Sid Fleischer joined the department as an associate professor and was named professor in 1968. Becca Fleischer developed independent recognition as an expert in the function of the Golgi complex, which would earn her a position as research professor in 1989. As a research team in the Laboratory for Lipid Protein Interactions, Fleischer and his wife co-authored many publications.

Throughout the years Fleischer issued invitations to join his lab to scientists, students and postdoctoral research associates from all over the world, including Italy, Switzerland, the Netherlands, France, Germany, Japan, Nigeria, China, Chile and Argentina.

“In 1964, while there was a growing movement for diversity at Vanderbilt, many people recruited students either internally or regionally,” said J. Oliver McIntyre, research professor of radiology and radiological sciences and cancer biology, who collaborated with Fleischer for nearly two decades. “[lquote]Sid actively recruited for diversity in his lab. He had graduate students and postdocs from all over the world, including outstanding scientists and students from around the United States.[/lquote] He wanted these students to have the opportunity to study in America, and he wanted to expose Vanderbilt students to international faculty.
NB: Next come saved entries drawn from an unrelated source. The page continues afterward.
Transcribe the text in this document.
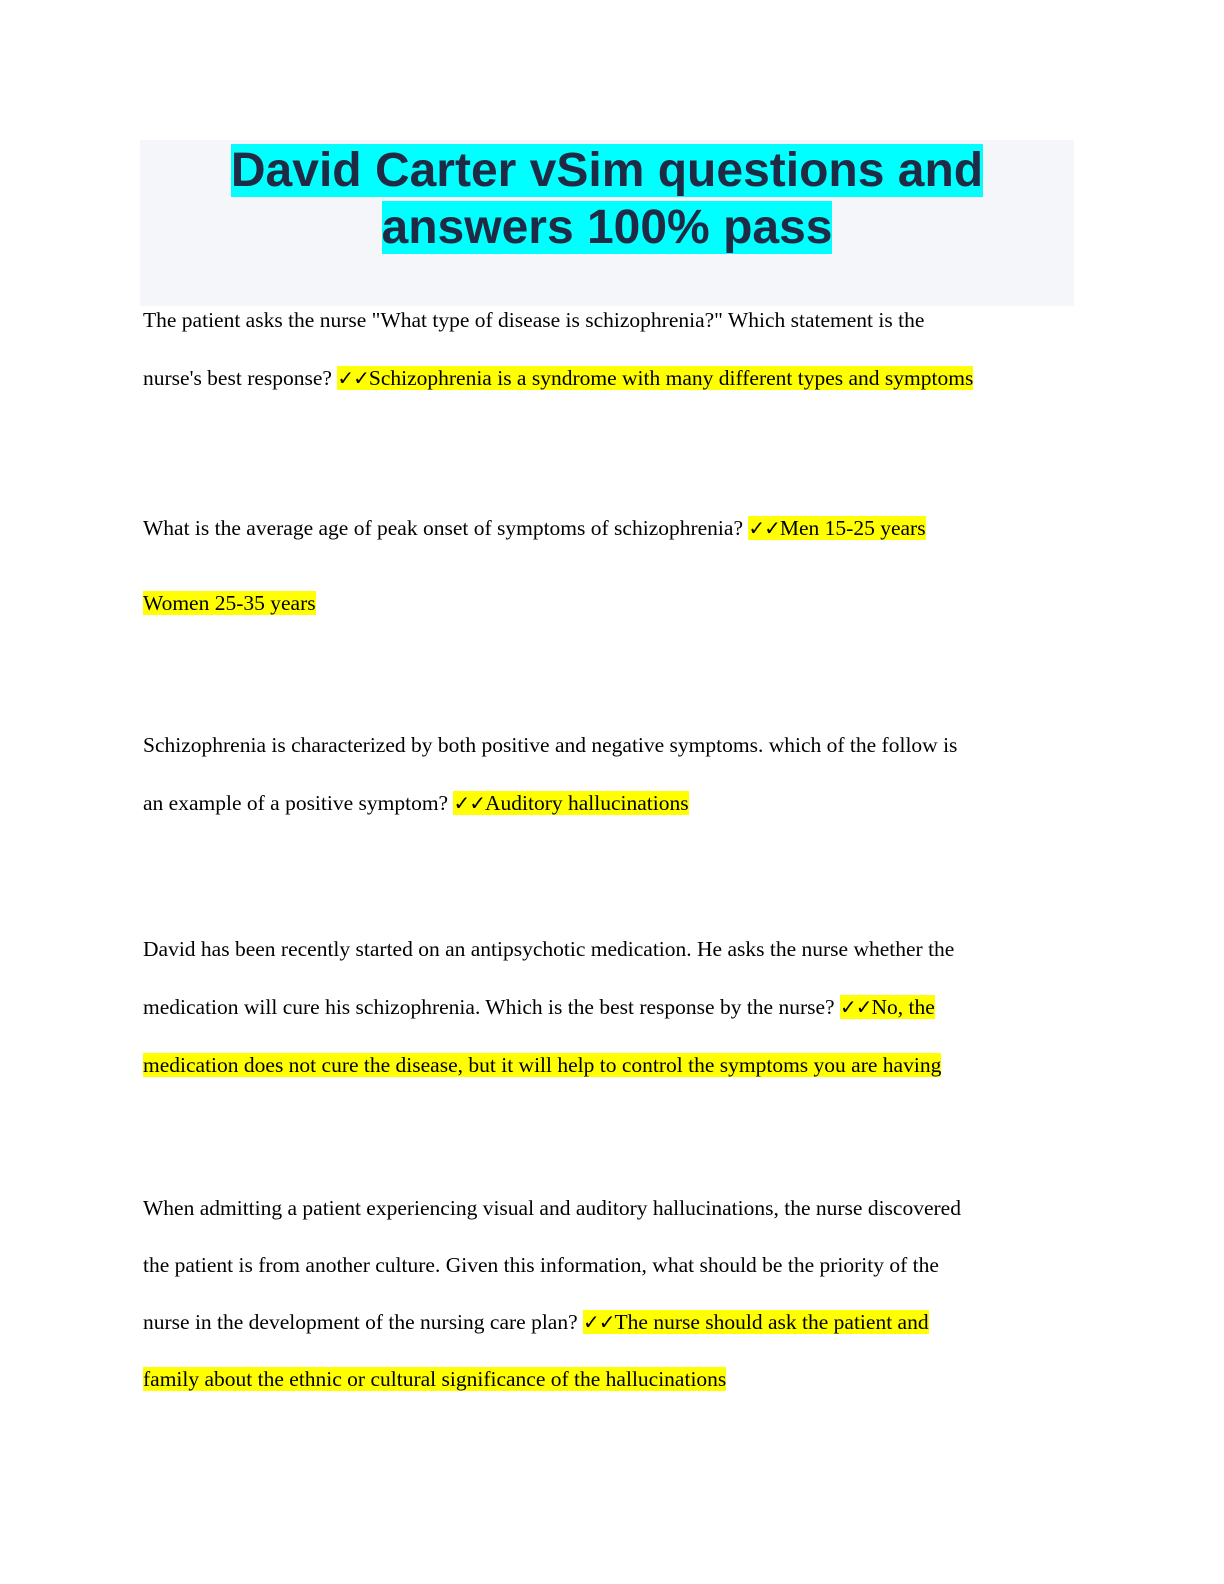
David Carter vSim questions and
answers 100% pass
The patient asks the nurse "What type of disease is schizophrenia?" Which statement is the
nurse's best response? ✓✓Schizophrenia is a syndrome with many different types and symptoms
What is the average age of peak onset of symptoms of schizophrenia? ✓✓Men 15-25 years
Women 25-35 years
Schizophrenia is characterized by both positive and negative symptoms. which of the follow is
an example of a positive symptom? ✓✓Auditory hallucinations
David has been recently started on an antipsychotic medication. He asks the nurse whether the
medication will cure his schizophrenia. Which is the best response by the nurse? ✓✓No, the
medication does not cure the disease, but it will help to control the symptoms you are having
When admitting a patient experiencing visual and auditory hallucinations, the nurse discovered
the patient is from another culture. Given this information, what should be the priority of the
nurse in the development of the nursing care plan? ✓✓The nurse should ask the patient and
family about the ethnic or cultural significance of the hallucinations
He and Becca were very attached to their students and every Thanksgiving they had a big party at their home.”

In 2002, Fleischer, who then also had a secondary faculty appointment in pharmacology, led a team of researchers who developed a new strain of mouse that exhibited cardiac hypertrophy — an enlargement of the heart similar to that which causes heart failure in millions of Americans each year — that helped understand why men are subject to this fatal condition while women are spared until menopause. By genetically engineering the mice, the team was able to “knock out” a gene that expressed a protein involved in the release of calcium ions into heart cells. Regular spikes in calcium concentrations within cardiac muscle cells cause the heart to beat.

The “knock-out” mice exhibited sex differences in the development of cardiac hypertrophy similar to those in humans. The male mice developed enlarged hearts but the females did not. However, when the females were given a drug that blocked the female hormone estrogen, their hearts enlarged as well. The research was reported in the journal Nature.

Fleischer’s lab published more than 580 articles, abstracts and reviews. In addition, he was the editor or co-editor of 25 books, including 20 volumes of Methods in Enzymology. Becca Fleischer served as co-editor on 13 of those volumes.

During his extensive and productive career, Fleischer also was active as a member of the National Institutes of Health and American Heart Association, as a chair and lecturer at national and international research conferences, and longstanding editorial board member of the Archives of Biochemistry and Biophysics. He served as president of the Biophysical Society 1989-90, and was a visiting professor at the University of Minnesota, City University of New York, and the University of Kaiserslautern in Germany. In 2003 he was awarded an honorary doctorate at the University of Bourgogne (Burgundy), in Dijon, France.

Fleischer continued his research until his 2002 retirement and afterward continued providing ryanodine receptor antibodies to the scientific community worldwide. He exercised regularly at the Vanderbilt Dayani Center and enjoyed playing tennis with friends. A music enthusiast, he had every recording made by Johnny Cash. Fleischer was preceded in death by his wife in 1994. He is survived by niece Sharon Fleischer; nephews Dr. Jay Newman, Michael Newman and Amit Fleischer; and friend Ingrid Verhamme, a research assistant professor at Vanderbilt University Medical Center.